The thing is, we’ll never find what we seek. Though we might fool ourselves from time to time, nothing is certain–at least, not certain in the way we are hoping for–and this leaves us vulnerable. As a general rule, we human beings don’t like feeling vulnerable. We don’t like feeling that there is much beyond our control and much that we don’t know. So we Google and research and poll our friends and family trying to keep ourselves from feeling vulnerability–thinking that somehow if we don’t feel vulnerable, we won’t actually be vulnerable. We won’t feel that pit in our stomachs that tells us we’re running out of options. Our brows won’t furrow with worry over what the next turn holds for us. We won’t feel as if we’re on a rollercoaster, barely able to breathe and on the verge of losing our lunch with every new obstacle we encounter in our path.
I’m sad to break it to myself and to y’all that there is not enough control or certainty in the world that will allow us to outrun or out-research vulnerability. A great deal of our lives we are asked to take on faith. Not faith as in faking some sunny disposition that everything is going to be okay when every fiber in our being is screaming that it is not, but faith in its truest sense. Faith not for overcoming obstacles, but for experiencing them—all the way through (paraphrased quote from Richard Rohr).
So between now and next week’s truck appointment, I’m going to work more on keeping the faith, and less on Google. I’m going to trust that this vulnerability might feel like it’s going to kill me, but it won’t actually. I’m going to focus my energies on what I can do, and work my hardest to leave the rest behind. I’m going to do what I can to experience this obstacle all the way through, and I’m going to invite you to join me in doing the same with obstacles of your own.

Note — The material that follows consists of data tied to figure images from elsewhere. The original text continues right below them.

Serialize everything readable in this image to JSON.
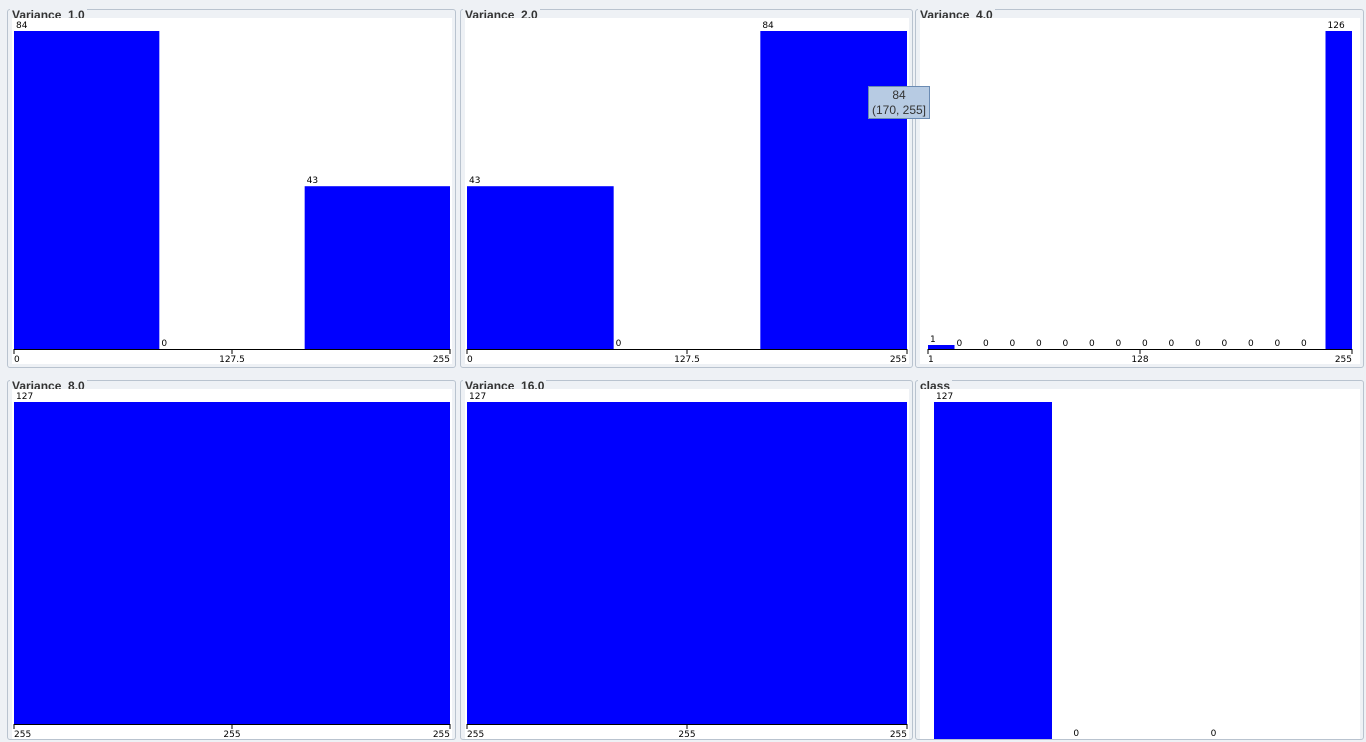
{
  "chart_data": [
    {
      "type": "bar",
      "title": "Variance_1.0",
      "bars": [
        {
          "x0": 0,
          "x1": 85,
          "value": 84
        },
        {
          "x0": 85,
          "x1": 170,
          "value": 0
        },
        {
          "x0": 170,
          "x1": 255,
          "value": 43
        }
      ],
      "xticks": [
        "0",
        "127.5",
        "255"
      ],
      "xlim": [
        0,
        255
      ],
      "ylim": [
        0,
        84
      ]
    },
    {
      "type": "bar",
      "title": "Variance_2.0",
      "bars": [
        {
          "x0": 0,
          "x1": 85,
          "value": 43
        },
        {
          "x0": 85,
          "x1": 170,
          "value": 0
        },
        {
          "x0": 170,
          "x1": 255,
          "value": 84
        }
      ],
      "xticks": [
        "0",
        "127.5",
        "255"
      ],
      "xlim": [
        0,
        255
      ],
      "ylim": [
        0,
        84
      ]
    },
    {
      "type": "bar",
      "title": "Variance_4.0",
      "bars": [
        {
          "x0": 1,
          "x1": 16.88,
          "value": 1
        },
        {
          "x0": 16.88,
          "x1": 32.75,
          "value": 0
        },
        {
          "x0": 32.75,
          "x1": 48.63,
          "value": 0
        },
        {
          "x0": 48.63,
          "x1": 64.5,
          "value": 0
        },
        {
          "x0": 64.5,
          "x1": 80.38,
          "value": 0
        },
        {
          "x0": 80.38,
          "x1": 96.25,
          "value": 0
        },
        {
          "x0": 96.25,
          "x1": 112.13,
          "value": 0
        },
        {
          "x0": 112.13,
          "x1": 128,
          "value": 0
        },
        {
          "x0": 128,
          "x1": 143.88,
          "value": 0
        },
        {
          "x0": 143.88,
          "x1": 159.75,
          "value": 0
        },
        {
          "x0": 159.75,
          "x1": 175.63,
          "value": 0
        },
        {
          "x0": 175.63,
          "x1": 191.5,
          "value": 0
        },
        {
          "x0": 191.5,
          "x1": 207.38,
          "value": 0
        },
        {
          "x0": 207.38,
          "x1": 223.25,
          "value": 0
        },
        {
          "x0": 223.25,
          "x1": 239.13,
          "value": 0
        },
        {
          "x0": 239.13,
          "x1": 255,
          "value": 126
        }
      ],
      "xticks": [
        "1",
        "128",
        "255"
      ],
      "xlim": [
        1,
        255
      ],
      "ylim": [
        0,
        126
      ]
    },
    {
      "type": "bar",
      "title": "Variance_8.0",
      "bars": [
        {
          "x0": 0,
          "x1": 1,
          "value": 127
        }
      ],
      "xticks": [
        "255",
        "255",
        "255"
      ],
      "xlim": [
        0,
        1
      ],
      "ylim": [
        0,
        127
      ]
    },
    {
      "type": "bar",
      "title": "Variance_16.0",
      "bars": [
        {
          "x0": 0,
          "x1": 1,
          "value": 127
        }
      ],
      "xticks": [
        "255",
        "255",
        "255"
      ],
      "xlim": [
        0,
        1
      ],
      "ylim": [
        0,
        127
      ]
    },
    {
      "type": "bar",
      "title": "class",
      "bars": [
        {
          "x0": 0,
          "x1": 1,
          "value": 127
        },
        {
          "x0": 1,
          "x1": 2,
          "value": 0
        },
        {
          "x0": 2,
          "x1": 3,
          "value": 0
        }
      ],
      "xticks": [],
      "xlim": [
        0,
        3
      ],
      "ylim": [
        0,
        127
      ]
    }
  ],
  "tooltip": {
    "count": "84",
    "range": "(170, 255]"
  },
  "colors": {
    "bar": "#0000ff",
    "plot_background": "#ffffff",
    "panel_background": "#eef1f5"
  }
}
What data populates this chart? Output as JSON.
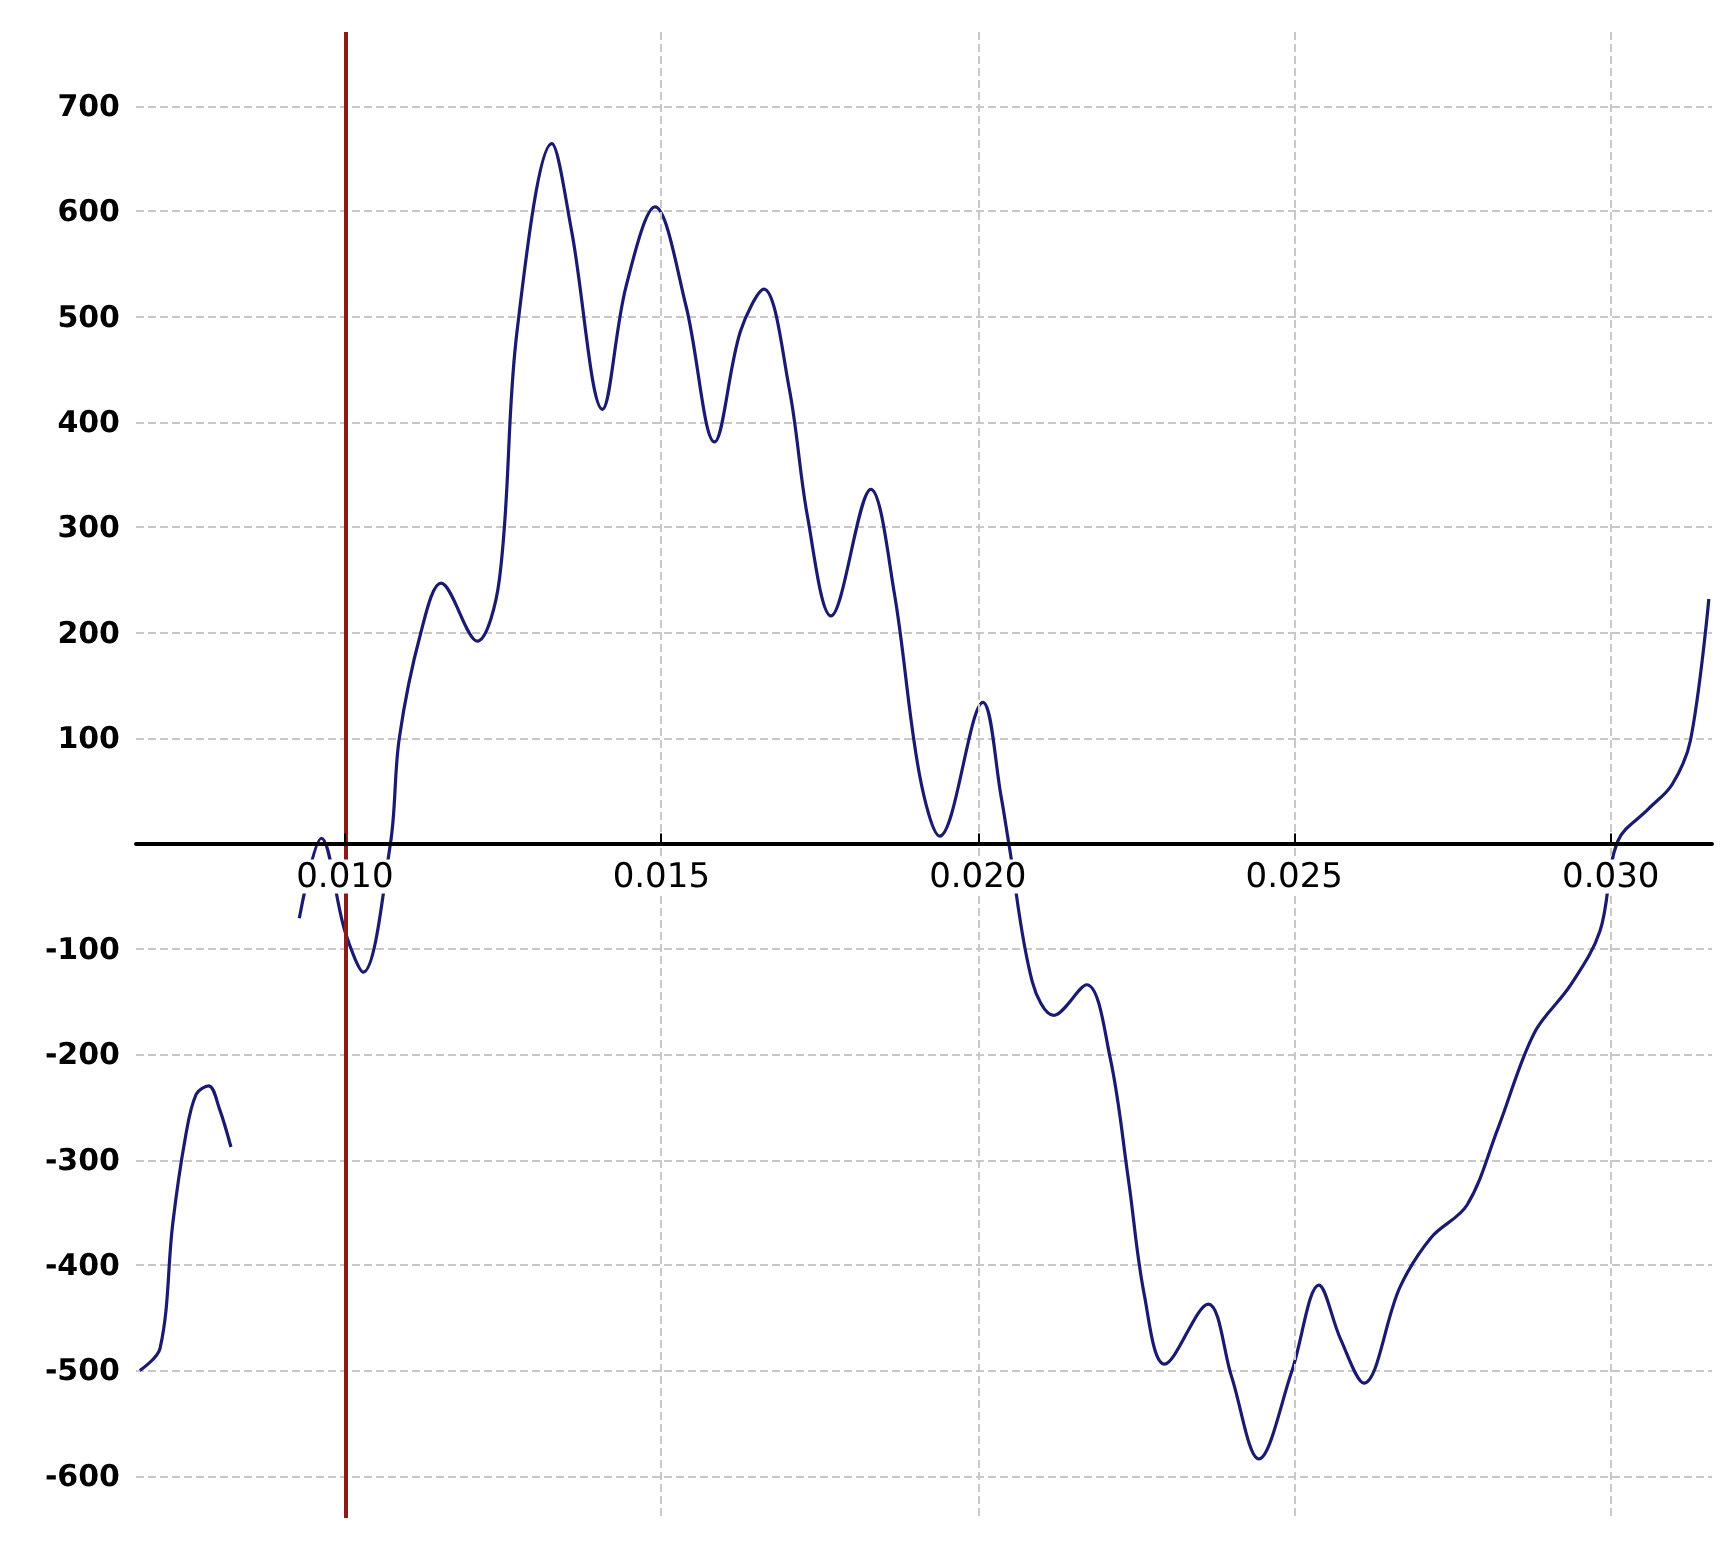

Keeping the faith with you,
Rev. Melissa Sternhagen
Rev. Melissa Sternhagen was called as the pastor of St. Paul Congregational UCC in June of 2020. Prior to her call to St. Paul, Pr. Melissa worked as a hospice chaplain in the Ames, IA area, following pastorates at rural churches in Central Iowa and Southern Illinois. Pr. Melissa is a second-career pastor with a background in agribusiness and production & supply operations. She received her M.Div. from Eden Theological Seminary in St. Louis, MO, and holds a MA Ed. in Adult Education and Training, and a BA in Organizational Communications.